If you read my last post (Beyond Detection), you know I’m not here to scold students for using AI. I’m here to understand what its use says about what we’ve built. Because frankly, some of our assignments are just begging for automation.
That’s not a dig. It’s a pattern I’ve seen—over and over again, in cases and classrooms alike. If a task is boring, predictable, easily gamed, and high-stakes with low feedback? It will be exploited. Not by the worst students, but often by the most efficient ones.
So I stopped asking “How do I catch them?” and started asking “Why does this prompt need to exist in the first place?”
That shift—right there—is what Rewrite the Rules walks through.

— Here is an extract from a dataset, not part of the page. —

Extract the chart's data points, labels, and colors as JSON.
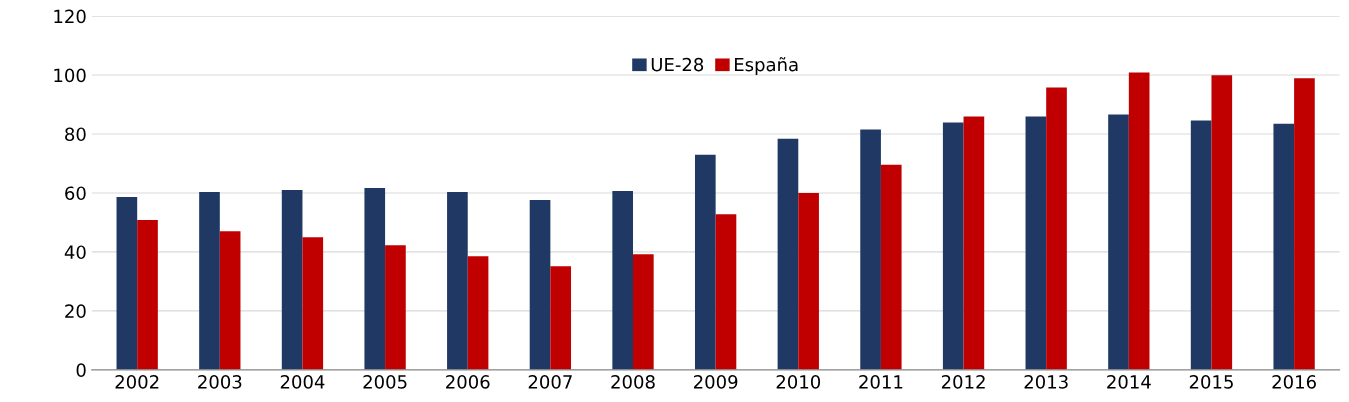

We talk about redesigning assignments not as an act of defense, but of intention. We focus on how to make writing harder to fake and easier to own. And I don’t mean “harder” like more pages or tighter deadlines. I mean assignments that push students to reflect, to integrate, to say something no machine could say.
We tackle feedback, rubrics, and grading structures that emphasize process over product. Because when students know you’re evaluating their thinking, not just their typing, they approach the work differently.
You can’t expect a reflection paper if you never built in a moment for them to reflect. You can’t expect transparency about AI if they think it’ll get them a zero.
We built a toolkit—rubrics, process trackers, disclosure language. All freely available [here]. Faculty left with revised prompts and (I hope) a little less anxiety and a little more curiosity.
Because this isn’t a war on AI. It’s a call to build better structures, together.
And if that sounds too soft? I’ll remind you: when we redesigned field interview forms in the CID, it wasn’t because we liked paper cuts. It was because the old ones weren’t getting us what we needed.
Same principle. Better design = better outcomes. And sometimes fewer lies.